F5’s new BIG-IP Advanced Firewall Manager is a high-performance, stateful, full-proxy network firewall that works in conjunction with F5’s new VIPRION 4800 chassis (launched Jan. 29). It also terminates SSL connections, passing them along only after inspection. F5 insists that the new BIG-IP firewall is capable of 640 Gbits/s of firewall throughput, overseeing 288 million concurrent sessions and 8 million connections per second.

“Increasingly, we’re seeing organizations grapple with attacks that target applications, in addition to more conventional network and perimeter threats,” Mark Vondemkamp, vice president of security product management and marketing at F5, wrote in a statement. “Because F5 products occupy strategic points of control within the infrastructure, they’re ideally situated to combine traditional application delivery with firewall capabilities and other advanced security services.”
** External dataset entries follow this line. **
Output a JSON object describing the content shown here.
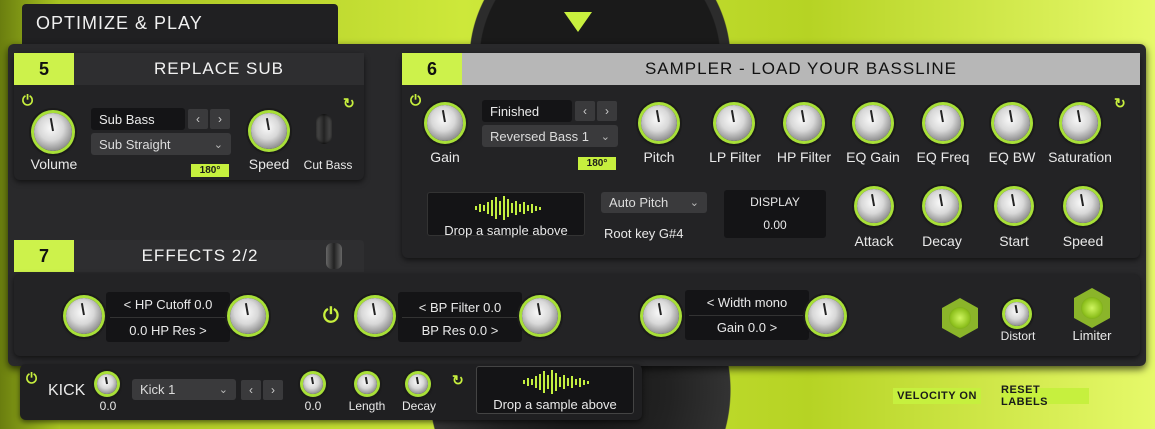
{
  "top": {
    "title": "OPTIMIZE & PLAY"
  },
  "replace_sub": {
    "number": "5",
    "title": "REPLACE SUB",
    "preset": "Sub Bass",
    "variant": "Sub Straight",
    "badge": "180°",
    "volume_label": "Volume",
    "speed_label": "Speed",
    "cut_bass_label": "Cut Bass"
  },
  "sampler": {
    "number": "6",
    "title": "SAMPLER - LOAD YOUR BASSLINE",
    "preset": "Finished",
    "variant": "Reversed Bass 1",
    "badge": "180°",
    "knobs_top": [
      "Gain",
      "Pitch",
      "LP Filter",
      "HP Filter",
      "EQ Gain",
      "EQ Freq",
      "EQ BW",
      "Saturation"
    ],
    "knobs_bottom": [
      "Attack",
      "Decay",
      "Start",
      "Speed"
    ],
    "drop_text": "Drop a sample above",
    "auto_pitch": "Auto Pitch",
    "root_key": "Root key G#4",
    "display_label": "DISPLAY",
    "display_value": "0.00"
  },
  "effects": {
    "number": "7",
    "title": "EFFECTS 2/2",
    "hp_cutoff": "< HP Cutoff 0.0",
    "hp_res": "0.0 HP Res >",
    "bp_filter": "< BP Filter 0.0",
    "bp_res": "BP Res 0.0 >",
    "width": "< Width mono",
    "gain": "Gain 0.0 >",
    "distort_label": "Distort",
    "limiter_label": "Limiter"
  },
  "kick": {
    "title": "KICK",
    "preset": "Kick 1",
    "val1": "0.0",
    "val2": "0.0",
    "length_label": "Length",
    "decay_label": "Decay",
    "drop_text": "Drop a sample above"
  },
  "buttons": {
    "velocity": "VELOCITY ON",
    "reset": "RESET LABELS"
  }
}
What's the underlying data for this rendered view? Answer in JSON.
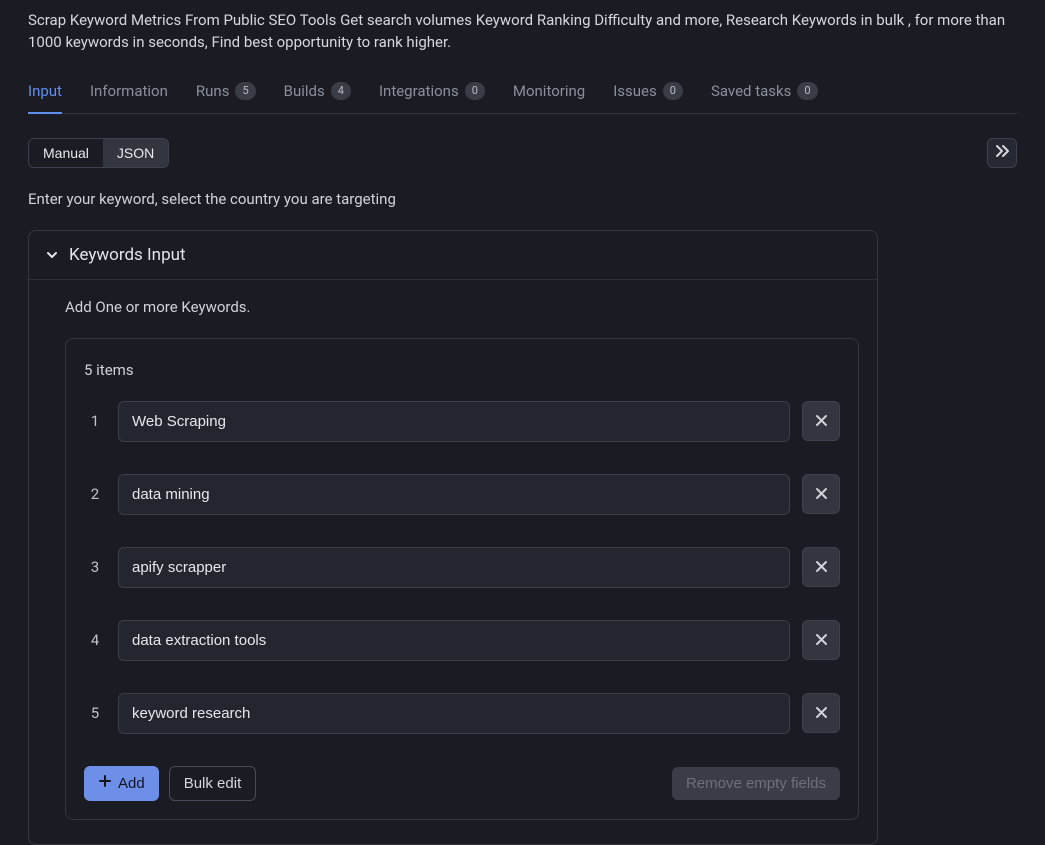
{
  "description": "Scrap Keyword Metrics From Public SEO Tools Get search volumes Keyword Ranking Difficulty and more, Research Keywords in bulk , for more than 1000 keywords in seconds, Find best opportunity to rank higher.",
  "tabs": [
    {
      "label": "Input",
      "active": true
    },
    {
      "label": "Information"
    },
    {
      "label": "Runs",
      "badge": "5"
    },
    {
      "label": "Builds",
      "badge": "4"
    },
    {
      "label": "Integrations",
      "badge": "0"
    },
    {
      "label": "Monitoring"
    },
    {
      "label": "Issues",
      "badge": "0"
    },
    {
      "label": "Saved tasks",
      "badge": "0"
    }
  ],
  "mode": {
    "manual": "Manual",
    "json": "JSON"
  },
  "instruction": "Enter your keyword, select the country you are targeting",
  "section": {
    "title": "Keywords Input",
    "help": "Add One or more Keywords.",
    "count_label": "5 items",
    "items": [
      {
        "num": "1",
        "value": "Web Scraping"
      },
      {
        "num": "2",
        "value": "data mining"
      },
      {
        "num": "3",
        "value": "apify scrapper"
      },
      {
        "num": "4",
        "value": "data extraction tools"
      },
      {
        "num": "5",
        "value": "keyword research"
      }
    ],
    "add_label": "Add",
    "bulk_label": "Bulk edit",
    "remove_empty_label": "Remove empty fields"
  }
}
On paper, that would put F5’s technology ahead of the FortiGate-5140B, which Fortinet touted last year as the world’s fastest. But FortiGate has claimed it used the BreakingPoint FireStorm CTM to generate stateful real-world traffic, involving applications such as Facebook, Zynga Farmville, Pandora radio, AOL Instant Messenger, Microsoft Outlook and others. Under those conditions, Fortinet said, the 5140B maxed out at 526 Gbits/s, and 542 Gbits/s for HTTP traffic. The same tests using stateless streaming traffic produced results of 559 Gbps for large (1518 byte) packets, 547 Gbps for small (64 byte) packets and 557 Gbps for IMIX; in all, Fortinet claimed that both stateful and stateless traffic performance was several times the company’s nearest competitor.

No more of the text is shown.